- Hukum Newton menjelaskan hubungan antara gaya, gerak, massa, dan percepatan benda sehari-hari.
- Hukum Newton 1 membahas kelembaman, sedangkan Hukum Newton 2 menjelaskan hubungan gaya dan percepatan.
- Hukum Newton 3 menjelaskan aksi reaksi yang muncul berpasangan dengan arah berlawanan.
Suara.com - Hukum Newton menjadi salah satu materi penting dalam pelajaran fisika karena membahas hubungan antara gaya dan gerak benda.
Konsep ini sebenarnya dekat dengan berbagai aktivitas yang dilakukan setiap hari, seperti berjalan, mengayuh sepeda, atau mendorong meja.

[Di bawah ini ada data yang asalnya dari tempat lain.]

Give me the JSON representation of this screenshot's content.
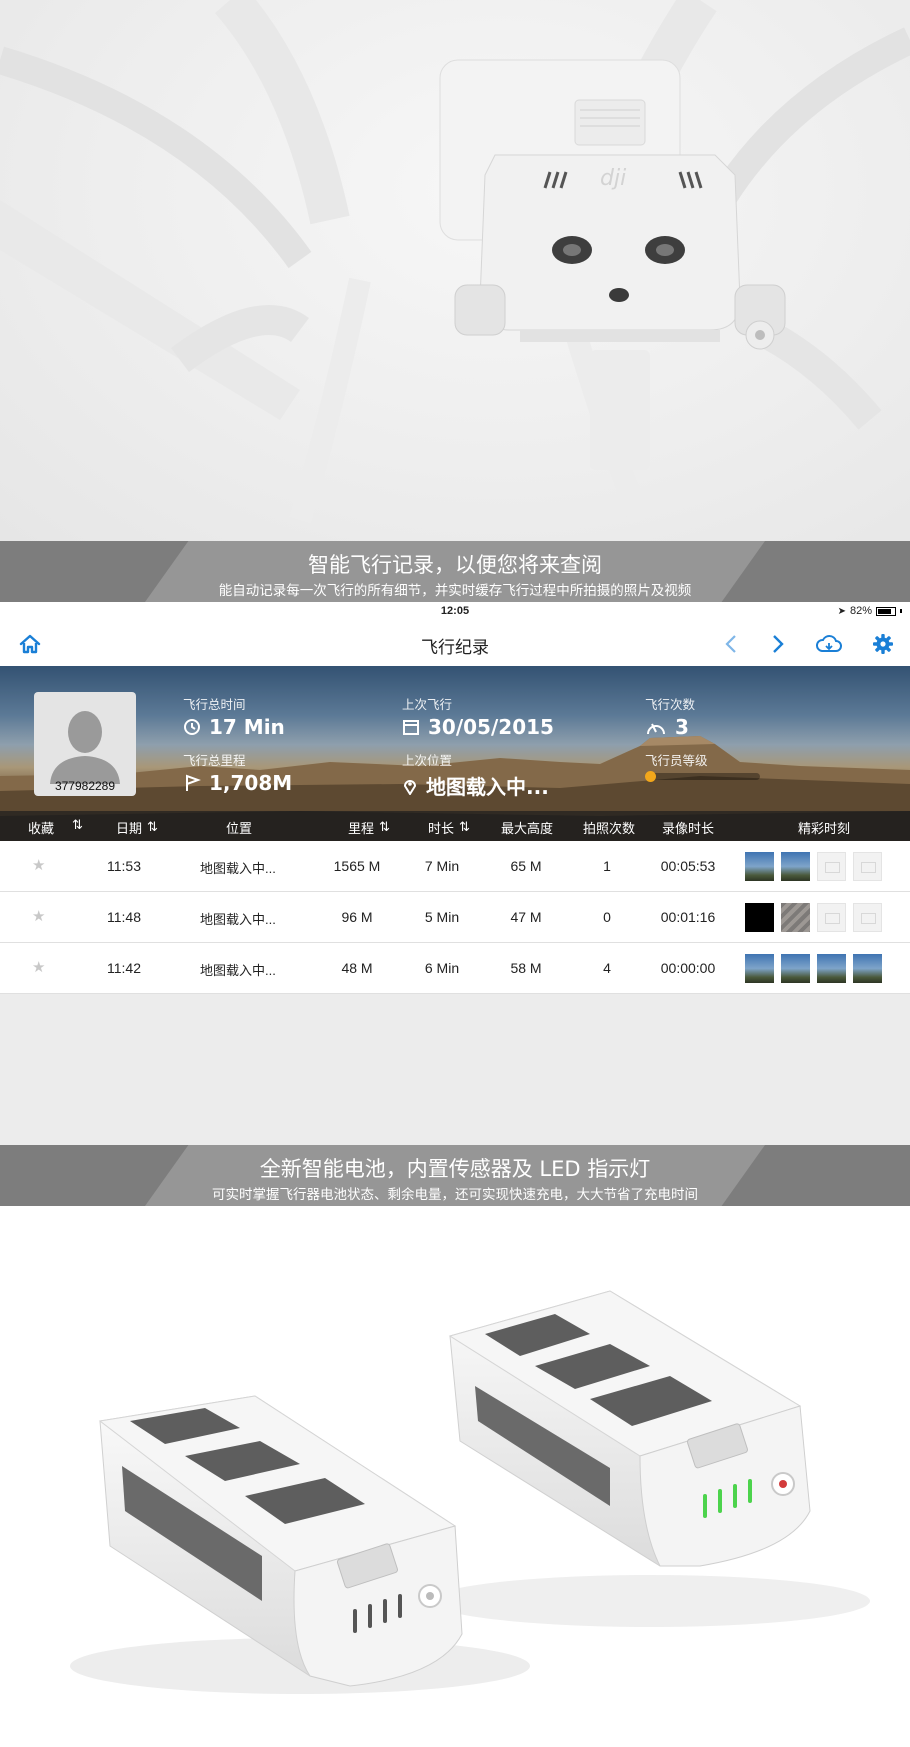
{
  "banner_top": {
    "title": "智能飞行记录，以便您将来查阅",
    "subtitle": "能自动记录每一次飞行的所有细节，并实时缓存飞行过程中所拍摄的照片及视频"
  },
  "status_bar": {
    "time": "12:05",
    "battery": "82%",
    "battery_level": 0.82
  },
  "nav": {
    "title": "飞行纪录",
    "home_icon": "home-icon",
    "prev_icon": "chevron-left-icon",
    "next_icon": "chevron-right-icon",
    "cloud_icon": "cloud-sync-icon",
    "settings_icon": "gear-icon"
  },
  "profile": {
    "user_id": "377982289",
    "total_time_label": "飞行总时间",
    "total_time": "17 Min",
    "last_flight_label": "上次飞行",
    "last_flight": "30/05/2015",
    "flight_count_label": "飞行次数",
    "flight_count": "3",
    "total_distance_label": "飞行总里程",
    "total_distance": "1,708M",
    "last_location_label": "上次位置",
    "last_location": "地图载入中...",
    "pilot_level_label": "飞行员等级"
  },
  "table": {
    "headers": {
      "favorite": "收藏",
      "date": "日期",
      "location": "位置",
      "distance": "里程",
      "duration": "时长",
      "max_altitude": "最大高度",
      "photos": "拍照次数",
      "video_length": "录像时长",
      "highlights": "精彩时刻"
    },
    "rows": [
      {
        "time": "11:53",
        "location": "地图载入中...",
        "distance": "1565 M",
        "duration": "7 Min",
        "altitude": "65 M",
        "photos": "1",
        "video": "00:05:53"
      },
      {
        "time": "11:48",
        "location": "地图载入中...",
        "distance": "96 M",
        "duration": "5 Min",
        "altitude": "47 M",
        "photos": "0",
        "video": "00:01:16"
      },
      {
        "time": "11:42",
        "location": "地图载入中...",
        "distance": "48 M",
        "duration": "6 Min",
        "altitude": "58 M",
        "photos": "4",
        "video": "00:00:00"
      }
    ]
  },
  "banner_bottom": {
    "title": "全新智能电池，内置传感器及 LED 指示灯",
    "subtitle": "可实时掌握飞行器电池状态、剩余电量，还可实现快速充电，大大节省了充电时间"
  },
  "colors": {
    "accent": "#1a7fd6",
    "banner_dark": "#7d7d7d",
    "banner_light": "#969696",
    "level_dot": "#f2a71b",
    "led_green": "#4cd34c"
  }
}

Tiga hukum yang diperkenalkan oleh Isaac Newton tersebut menjelaskan bagaimana benda dapat tetap diam, bergerak, hingga mengalami perubahan kecepatan.
Setiap hukum memiliki bunyi dan konsep yang berbeda, tetapi ketiganya saling berkaitan dalam menjelaskan gerak benda.
Memahami contoh sederhana dapat membantu siswa lebih mudah membayangkan cara kerja Hukum Newton.
Lalu, apa bunyi Hukum Newton 1, 2, dan 3 serta contohnya dalam kehidupan sehari-hari?
1. Hukum Newton 1
Bunyi Hukum Newton 1: “Setiap benda akan tetap diam atau bergerak lurus beraturan jika tidak ada gaya luar yang bekerja padanya.”
Hukum Newton 1 disebut juga hukum kelembaman atau inersia. Sederhananya, benda cenderung mempertahankan keadaan awalnya.
Benda yang diam akan tetap diam, sedangkan benda yang bergerak akan terus bergerak dengan kecepatan tetap jika tidak ada gaya yang mengubahnya.
Contoh dalam kehidupan sehari-hari:
- Penumpang terdorong ke depan ketika mobil direm secara mendadak.
- Buku di atas meja tetap berada di tempatnya selama tidak ada yang memindahkannya.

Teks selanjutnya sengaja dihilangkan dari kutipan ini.